Local music spotlight: Kari Lebby and sandcastles.
Alone No More: Kari Lebby on community, catharsis, and overcoming depression
Even if you’ve never met Kari Lebby, there’s a good chance you’ve experienced something he has been involved in over the past several years in Columbia.
From his collegiate joke-rap duo Sweet Vans, to roles at Trustus Theater (where Lebby is now a company member), to this past summer’s well-received Hoechella festival – and now the scattershot balance of indie-pop and introspection that is his current project, sandcastles.
Put them all together, and Lebby is a grinning jack of all trades. But not everything is sunshine and rainbows underneath, as the new “die alone” album from sandcastles. proves.
Upon the new album’s release, Lebby posted a confessional on social media explaining just where he’s coming from.
“I hope that the juxtaposition of the lyrics with the instrumentation can show the difficulties of depression,” he wrote. “Depression doesn’t mean that you just sit around sad, locked in a room alone, listening to Elliott Smith records. A lot of depressed people are social butterflies. everything isn’t black and white.”

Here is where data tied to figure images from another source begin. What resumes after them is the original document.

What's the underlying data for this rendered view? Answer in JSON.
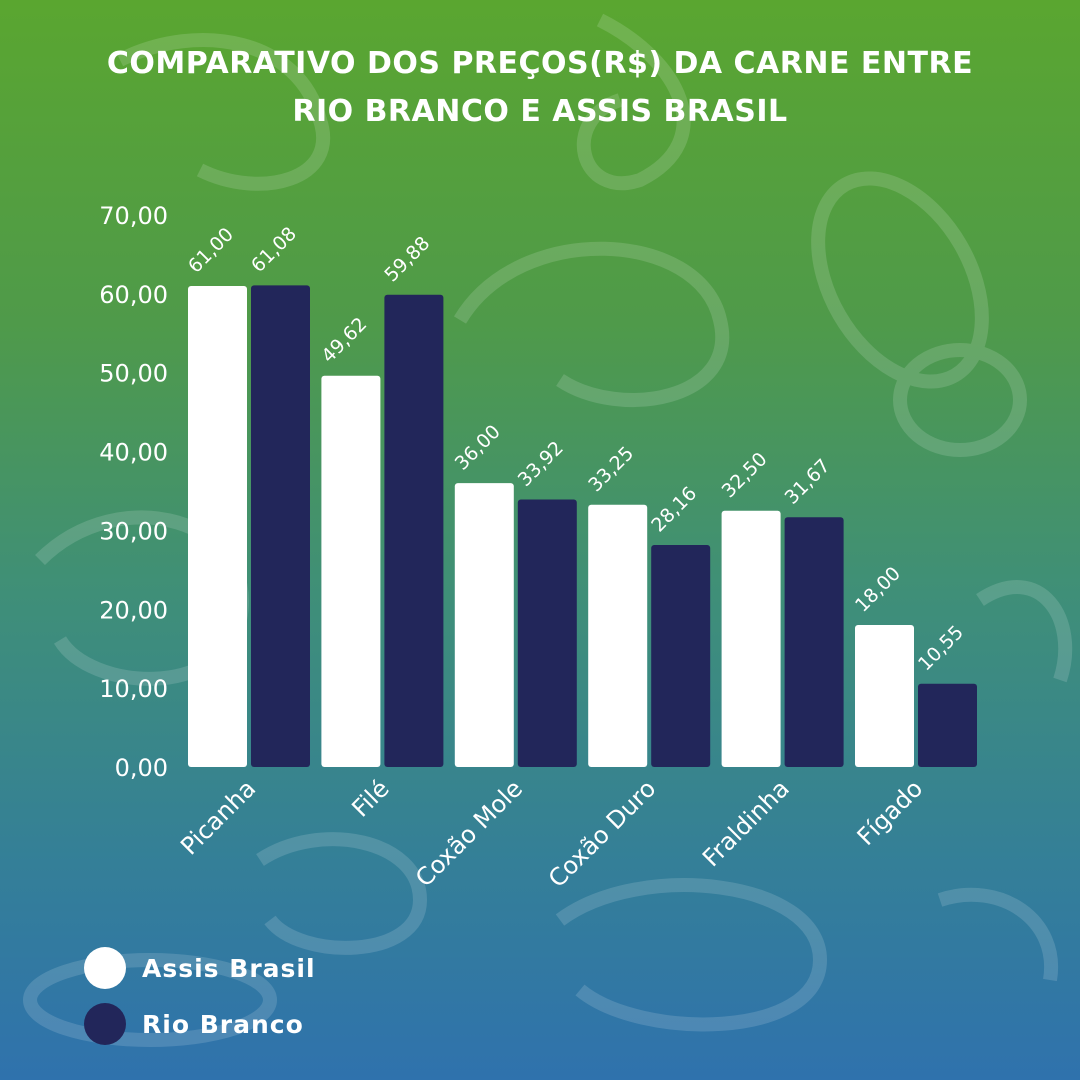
{
  "title_line1": "COMPARATIVO DOS PREÇOS(R$) DA CARNE ENTRE",
  "title_line2": "RIO BRANCO E ASSIS BRASIL",
  "colors": {
    "assis_brasil": "#ffffff",
    "rio_branco": "#22265a"
  },
  "chart_data": {
    "type": "bar",
    "title": "COMPARATIVO DOS PREÇOS(R$) DA CARNE ENTRE RIO BRANCO E ASSIS BRASIL",
    "xlabel": "",
    "ylabel": "",
    "ylim": [
      0,
      70
    ],
    "yticks": [
      "0,00",
      "10,00",
      "20,00",
      "30,00",
      "40,00",
      "50,00",
      "60,00",
      "70,00"
    ],
    "categories": [
      "Picanha",
      "Filé",
      "Coxão Mole",
      "Coxão Duro",
      "Fraldinha",
      "Fígado"
    ],
    "series": [
      {
        "name": "Assis Brasil",
        "values": [
          61.0,
          49.62,
          36.0,
          33.25,
          32.5,
          18.0
        ],
        "labels": [
          "61,00",
          "49,62",
          "36,00",
          "33,25",
          "32,50",
          "18,00"
        ]
      },
      {
        "name": "Rio Branco",
        "values": [
          61.08,
          59.88,
          33.92,
          28.16,
          31.67,
          10.55
        ],
        "labels": [
          "61,08",
          "59,88",
          "33,92",
          "28,16",
          "31,67",
          "10,55"
        ]
      }
    ],
    "grid": false,
    "legend": "bottom-left"
  },
  "legend": {
    "items": [
      {
        "label": "Assis Brasil"
      },
      {
        "label": "Rio Branco"
      }
    ]
  }
}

The songs bear that out, with the cathartic, angular rock of “Sad Sack” accompanying an apparent cry for companionship in lyrics such as, “I don’t want be alone here, but I don’t want to leave yet.”
For Lebby, the process of making this album, which took the better part of two-and-a-half years, was a reaction to depression.

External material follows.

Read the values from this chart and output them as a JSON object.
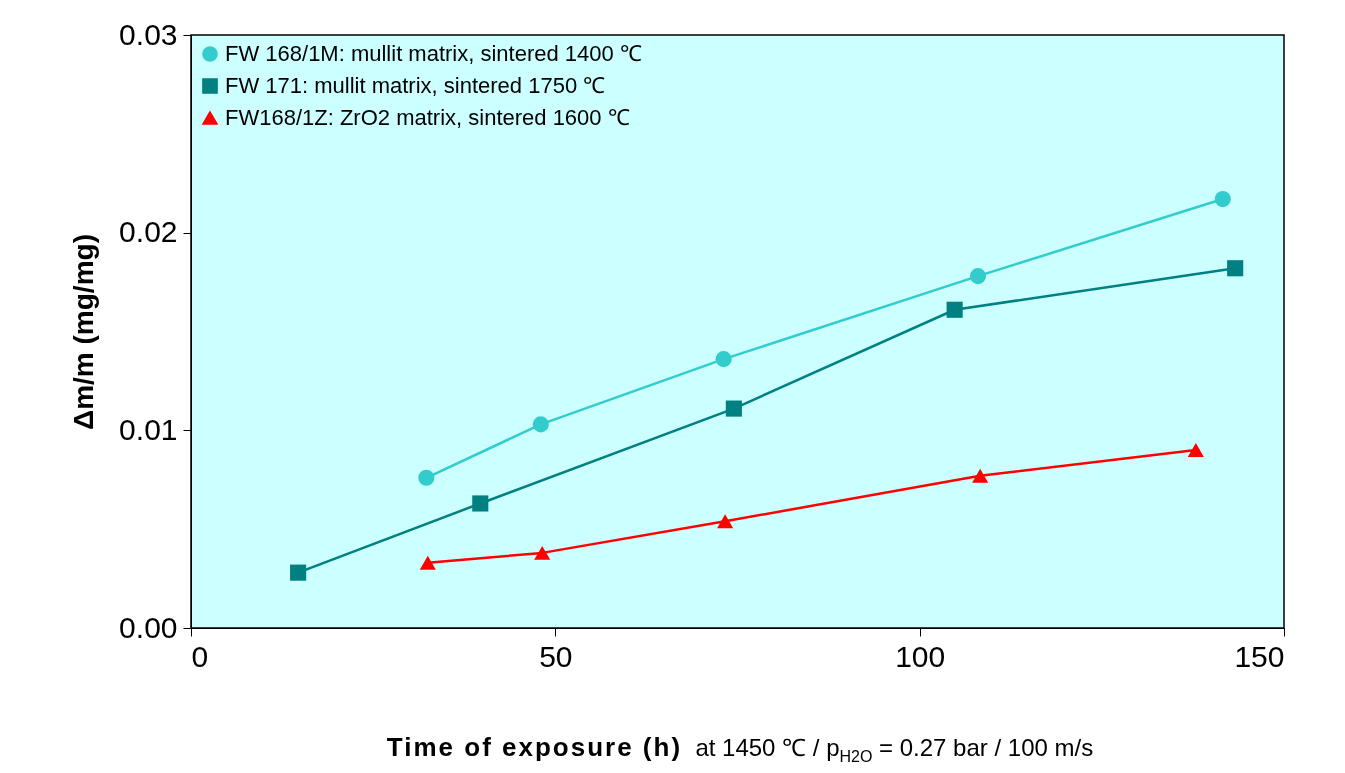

“We took our time to get everything sounding the way we wanted, and we got to hang out and make music,” he noted. “I just kept making different stuff and choosing what I wanted to keep. If I wrote something guitar-based on a particular day and liked it, I kept it.”

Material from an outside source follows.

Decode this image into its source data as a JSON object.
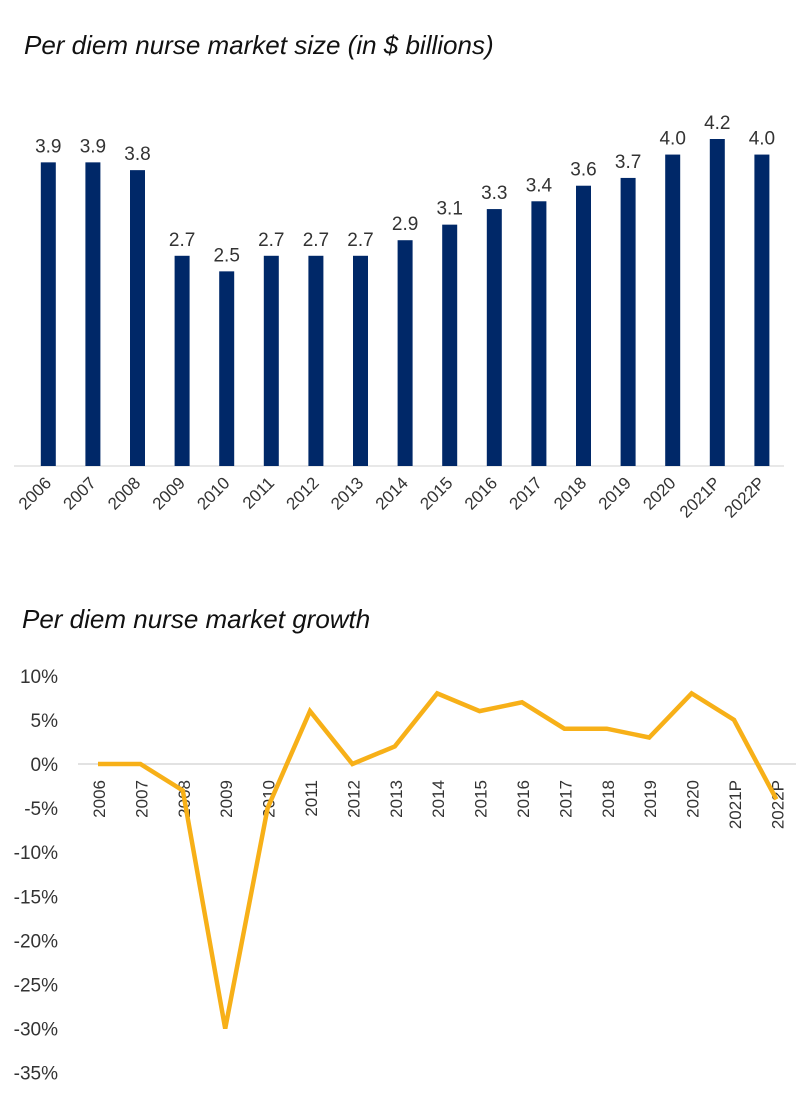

The result is a mashup not just of emotions but sounds, as those guitar songs are book-ended with the slinky synth-pop of “You Know Who You Are” and quieter acoustic fare such as “I Can’t Wait,” which combines a pretty melody with “cry for help” lyrics.
Lebby played everything on the original album demos, but for the final recording enlisted scene veterans such as Garrett Burke on drums and John Vail on guitar. Track production was handled by electro-rock duo We Roll Like Madmen along with Alex McCollum and Lebby himself.
Lebby is a millennial, a self-described consumer and fan of pop culture, some of which pops up in his own work, as in the promotional t-shirts for the new album that riff on Drake’s “Hotline Bling” album cover. Other places, it is much less obvious.
“I know people who wake up and want to write a Beyoncé song, but I don’t know how to do that,” Lebby said. “For me that influence from pop music and culture is a constant thing, not something I think about – it just is there.”
As a company member at Trustus Theatre, Lebby performs in a much different setting than the bars and house parties of his musical endeavors, but he doesn’t see it as two separate things.
“The two are not that different,” he claimed. “I’ve done improv, and I’ve done music – drinking alcohol and performing is kind of the same either way.”
Last summer’s Hoechella festival was started as a reaction to a cultural environment where women, LGBTQ and transgender people were under fire in many areas. Lebby’s network of friends and bands managed to put together a weekend dedicated to music and good, positive vibes.
“It worked out really well, and people seemed to feel comfortable and enjoy themselves,” he said of the experience. “I’m already getting asked about next year, so we’ll see what happens.”
His only regret about hosting the festival? “Maybe with all the election stuff that happened, we should have done it later in the year.”
Whenever and wherever Lebby chooses to make his next move, one thing’s for sure: it will be new, different, and fun – and he won’t be alone.